My Name Is Nobody Script Jun 2026
If you read the script closely, you realize that Beauregard never wanted to be a legend. Nobody wanted him to be a legend. The script is a tragedy about a fan who forces his idol to perform for the cameras of history.
“You know, for a Nobody, you sure made a lot of noise.”
A mysterious, lightning-fast young drifter who claims to have no name. He is an "ascended fanboy" who idolizes Beauregard and is determined to see his hero go out "in style" by facing the legendary 150-man Wild Bunch Key Script Themes My Name is Nobody (1973): Terence Hill and Henry Fonda my name is nobody script
In addition to its influence on filmmakers, the script has also become a beloved classic among fans of the Western genre. The film's witty dialogue and quotable lines ("You're a friend of Nobody's? Well, that's something to be proud of!") have become ingrained in popular culture.
The resulting script is a schizophrenic masterpiece. Leone’s drafts were slow, melancholic, and visually operatic. Corbucci infused the dialogue with farce, pratfalls, and the manic energy of Terence Hill’s character, "Nobody." If you read the script closely, you realize
The script remains a brilliant, flawed, hilarious, and heartbreaking artifact. It tells the story of a man who refuses to be a story. And in the world of screenwriting, where every character needs an arc and a goal, that quiet refusal to participate is the most rebellious act of all.
This ending subverts every Western trope.

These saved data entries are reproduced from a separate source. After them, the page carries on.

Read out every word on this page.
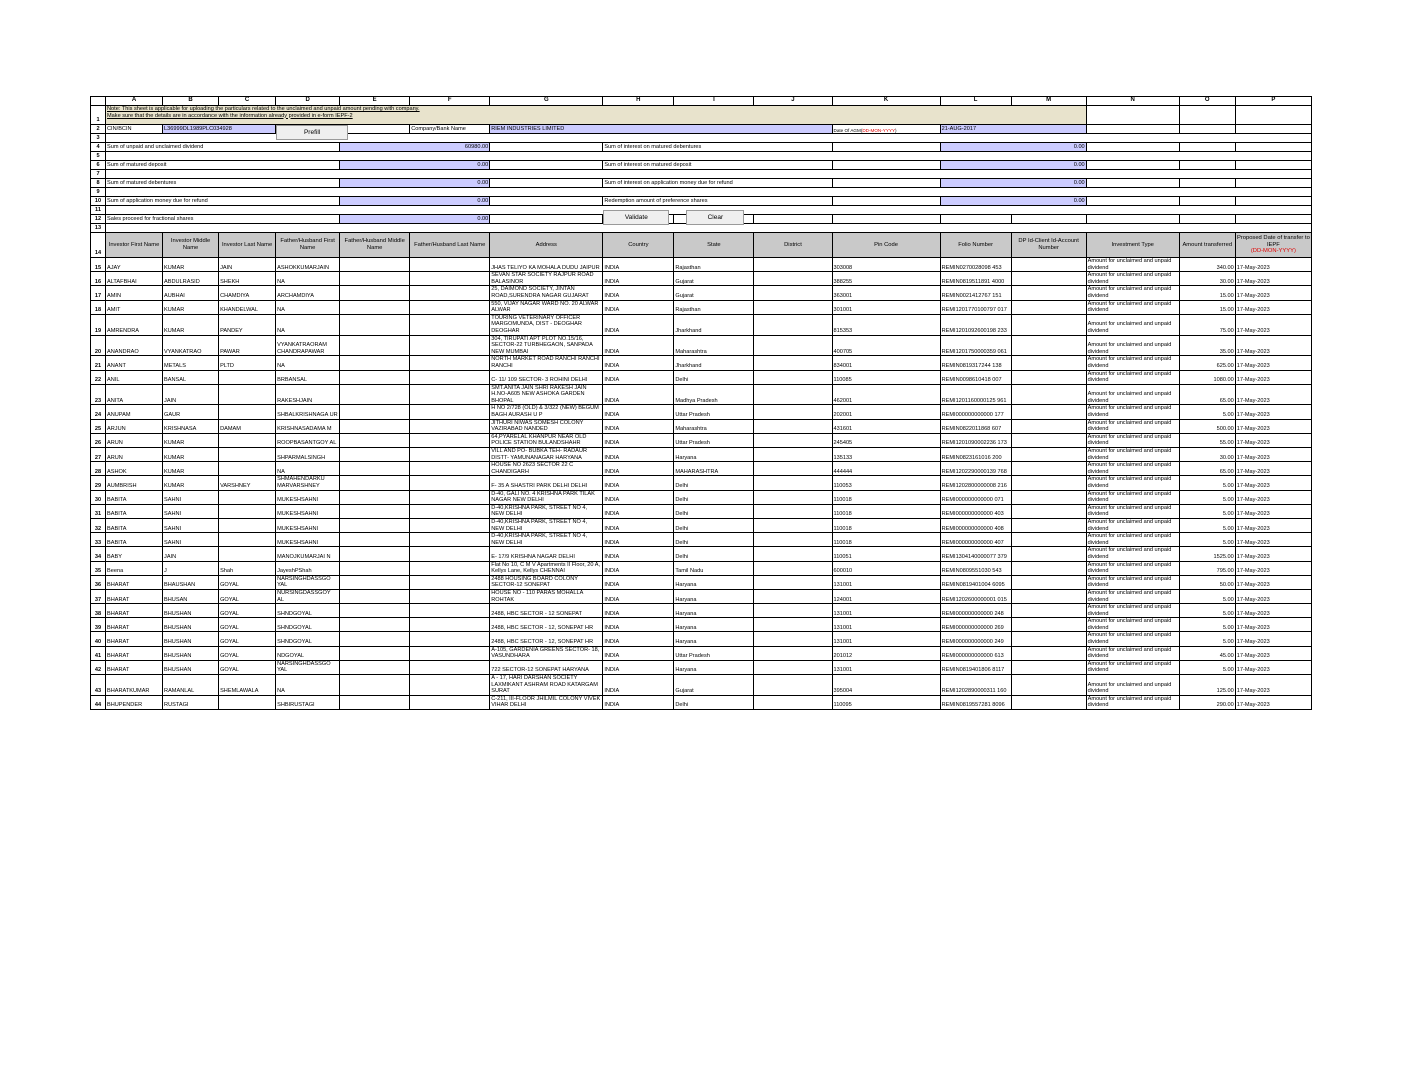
	A	B	C	D	E	F	G	H	I	J	K	L	M	N	O	P
1	Note: This sheet is applicable for uploading the particulars related to the unclaimed and unpaid amount pending with company.
Make sure that the details are in accordance with the information already provided in e-form IEPF-2															

2	CIN/BCIN	L36999DL1989PLC034928		Prefill		Company/Bank Name	RIEM INDUSTRIES LIMITED				Date Of AGM(DD-MON-YYYY)	21-AUG-2017				
3																
4	Sum of unpaid and unclaimed dividend				60980.00			Sum of interest on matured debentures				0.00				
5																
6	Sum of matured deposit				0.00			Sum of interest on matured deposit				0.00				
7																
8	Sum of matured debentures				0.00			Sum of interest on application money due for refund				0.00				
9																
10	Sum of application money due for refund				0.00			Redemption amount of preference shares				0.00				
11																
12	Sales proceed for fractional shares				0.00			Validate	Clear							

13																
14	Investor First Name	Investor Middle Name	Investor Last Name	Father/Husband First Name	Father/Husband Middle Name	Father/Husband Last Name	Address	Country	State	District	Pin Code	Folio Number	DP Id-Client Id-Account Number	Investment Type	Amount transferred	Proposed Date of transfer to IEPF
(DD-MON-YYYY)

15	AJAY	KUMAR	JAIN	ASHOKKUMARJAIN			JHAS TELIYO KA MOHALA DUDU JAIPUR	INDIA	Rajasthan		303008	REMIN0270028098 453		Amount for unclaimed and unpaid dividend	340.00	17-May-2023
16	ALTAFBHAI	ABDULRASID	SHEKH	NA			SEVAN STAR SOCIETY RAJPUR ROAD BALASINOR	INDIA	Gujarat		388255	REMIN0819511891 4000		Amount for unclaimed and unpaid dividend	30.00	17-May-2023
17	AMIN	AUBHAI	CHAMDIYA	ARCHAMDIYA			25, DAIMOND SOCIETY, JINTAN ROAD,SURENDRA NAGAR GUJARAT	INDIA	Gujarat		363001	REMIN0021412767 151		Amount for unclaimed and unpaid dividend	15.00	17-May-2023
18	AMIT	KUMAR	KHANDELWAL	NA			550, VIJAY NAGAR WARD NO. 20 ALWAR ALWAR	INDIA	Rajasthan		301001	REMI1201770100797 017		Amount for unclaimed and unpaid dividend	15.00	17-May-2023
19	AMRENDRA	KUMAR	PANDEY	NA			TOURING VETERINARY OFFICER MARGOMUNDA, DIST - DEOGHAR DEOGHAR	INDIA	Jharkhand		815353	REMI1201092600198 233		Amount for unclaimed and unpaid dividend	75.00	17-May-2023
20	ANANDRAO	VYANKATRAO	PAWAR	VYANKATRAORAM CHANDRAPAWAR			304, TIRUPATI APT PLOT NO.15/16, SECTOR-22 TURBHEGAON, SANPADA NEW MUMBAI	INDIA	Maharashtra		400705	REMI1201750000359 061		Amount for unclaimed and unpaid dividend	35.00	17-May-2023
21	ANANT	METALS	PLTD	NA			NORTH MARKET ROAD RANCHI RANCHI RANCHI	INDIA	Jharkhand		834001	REMIN0819317244 138		Amount for unclaimed and unpaid dividend	625.00	17-May-2023
22	ANIL	BANSAL		BRBANSAL			C- 11/ 109 SECTOR- 3 ROHINI DELHI	INDIA	Delhi		110085	REMIN0098610418 007		Amount for unclaimed and unpaid dividend	1080.00	17-May-2023
23	ANITA	JAIN		RAKESHJAIN			SMT.ANITA JAIN SHRI RAKESH JAIN H.NO-A605 NEW ASHOKA GARDEN BHOPAL	INDIA	Madhya Pradesh		462001	REMI1201160000125 961		Amount for unclaimed and unpaid dividend	65.00	17-May-2023
24	ANUPAM	GAUR		SHBALKRISHNAGA UR			H NO 2/728 (OLD) & 3/322 (NEW) BEGUM BAGH AURASH U P	INDIA	Uttar Pradesh		202001	REMI000000000000 177		Amount for unclaimed and unpaid dividend	5.00	17-May-2023
25	ARJUN	KRISHNASA	DAMAM	KRISHNASADAMA M			JITHURI NIWAS SOMESH COLONY VAZIRABAD NANDED	INDIA	Maharashtra		431601	REMIN0822011868 607		Amount for unclaimed and unpaid dividend	500.00	17-May-2023
26	ARUN	KUMAR		ROOPBASANTGOY AL			64,PYARELAL KHANPUR NEAR OLD POLICE STATION BULANDSHAHR	INDIA	Uttar Pradesh		245405	REMI1201090002236 173		Amount for unclaimed and unpaid dividend	55.00	17-May-2023
27	ARUN	KUMAR		SHPARMALSINGH			VILL AND PO- BUBKA TEH- RADAUR DISTT- YAMUNANAGAR HARYANA	INDIA	Haryana		135133	REMIN0823161016 200		Amount for unclaimed and unpaid dividend	30.00	17-May-2023
28	ASHOK	KUMAR		NA			HOUSE NO 2623 SECTOR 22 C CHANDIGARH	INDIA	MAHARASHTRA		444444	REMI1202290000139 768		Amount for unclaimed and unpaid dividend	65.00	17-May-2023
29	AUMBRISH	KUMAR	VARSHNEY	SHMAHENDARKU MARVARSHNEY			F- 35 A SHASTRI PARK DELHI DELHI	INDIA	Delhi		110053	REMI1202800000008 216		Amount for unclaimed and unpaid dividend	5.00	17-May-2023
30	BABITA	SAHNI		MUKESHSAHNI			D-40, GALI NO. 4 KRISHNA PARK TILAK NAGAR NEW DELHI	INDIA	Delhi		110018	REMI000000000000 071		Amount for unclaimed and unpaid dividend	5.00	17-May-2023
31	BABITA	SAHNI		MUKESHSAHNI			D-40,KRISHNA PARK, STREET NO 4, NEW DELHI	INDIA	Delhi		110018	REMI000000000000 403		Amount for unclaimed and unpaid dividend	5.00	17-May-2023
32	BABITA	SAHNI		MUKESHSAHNI			D-40,KRISHNA PARK, STREET NO 4, NEW DELHI	INDIA	Delhi		110018	REMI000000000000 408		Amount for unclaimed and unpaid dividend	5.00	17-May-2023
33	BABITA	SAHNI		MUKESHSAHNI			D-40,KRISHNA PARK, STREET NO 4, NEW DELHI	INDIA	Delhi		110018	REMI000000000000 407		Amount for unclaimed and unpaid dividend	5.00	17-May-2023
34	BABY	JAIN		MANOJKUMARJAI N			E- 17/9 KRISHNA NAGAR DELHI	INDIA	Delhi		110051	REMI1304140000077 379		Amount for unclaimed and unpaid dividend	1525.00	17-May-2023
35	Beena	J	Shah	JayeshPShah			Flat No 10, C M V Apartments II Floor, 20 A, Kellys Lane, Kellys CHENNAI	INDIA	Tamil Nadu		600010	REMIN0809551030 543		Amount for unclaimed and unpaid dividend	795.00	17-May-2023
36	BHARAT	BHAUSHAN	GOYAL	NARSINGHDASSGO YAL			2488 HOUSING BOARD COLONY SECTOR-12 SONEPAT	INDIA	Haryana		131001	REMIN0819401004 6095		Amount for unclaimed and unpaid dividend	50.00	17-May-2023
37	BHARAT	BHUSAN	GOYAL	NURSINGDASSGOY AL			HOUSE NO - 110 PARAS MOHALLA ROHTAK	INDIA	Haryana		124001	REMI1202600000001 015		Amount for unclaimed and unpaid dividend	5.00	17-May-2023
38	BHARAT	BHUSHAN	GOYAL	SHNDGOYAL			2488, HBC SECTOR - 12 SONEPAT	INDIA	Haryana		131001	REMI000000000000 248		Amount for unclaimed and unpaid dividend	5.00	17-May-2023
39	BHARAT	BHUSHAN	GOYAL	SHNDGOYAL			2488, HBC SECTOR - 12, SONEPAT HR	INDIA	Haryana		131001	REMI000000000000 269		Amount for unclaimed and unpaid dividend	5.00	17-May-2023
40	BHARAT	BHUSHAN	GOYAL	SHNDGOYAL			2488, HBC SECTOR - 12, SONEPAT HR	INDIA	Haryana		131001	REMI000000000000 249		Amount for unclaimed and unpaid dividend	5.00	17-May-2023
41	BHARAT	BHUSHAN	GOYAL	NDGOYAL			A-105, GARDENIA GREENS SECTOR- 18, VASUNDHARA	INDIA	Uttar Pradesh		201012	REMI000000000000 613		Amount for unclaimed and unpaid dividend	45.00	17-May-2023
42	BHARAT	BHUSHAN	GOYAL	NARSINGHDASSGO YAL			722 SECTOR-12 SONEPAT HARYANA	INDIA	Haryana		131001	REMIN0819401806 8117		Amount for unclaimed and unpaid dividend	5.00	17-May-2023
43	BHARATKUMAR	RAMANLAL	SHEMLAWALA	NA			A - 17, HARI DARSHAN SOCIETY LAXMIKANT ASHRAM ROAD KATARGAM SURAT	INDIA	Gujarat		395004	REMI1202890000311 160		Amount for unclaimed and unpaid dividend	125.00	17-May-2023
44	BHUPENDER	RUSTAGI		SHBIRUSTAGI			C-211, III-FLOOR JHILMIL COLONY VIVEK VIHAR DELHI	INDIA	Delhi		110095	REMIN0819557281 8096		Amount for unclaimed and unpaid dividend	290.00	17-May-2023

The hero does not die. He does not get the girl. He runs away. “You know, for a Nobody, you sure made a lot of noise
“You’re insane.”
Screenwriters looking for a model of "meta-commentary" should study this script. It predates Deadpool by forty years. It predates Scream by twenty years. It does not mock the genre; it mourns it while laughing at it.
My Name Is Nobody is a unique hybrid of the Spaghetti Western genre—part homage, part parody, and part philosophical meditation on aging and legacy. The screenplay, written by Sergio Leone (under the pseudonym Bob Robertson) and Fulvio Morsella (story by Leone), subverts traditional Western tropes. It follows Jack Beauregard, an aging gunman who wants to retire, and the titular Nobody, a young, eccentric fan who worships Beauregard and schemes to give him a legendary death. The script is notable for its ironic tone, visual storytelling, and deconstruction of the myth of the Old West.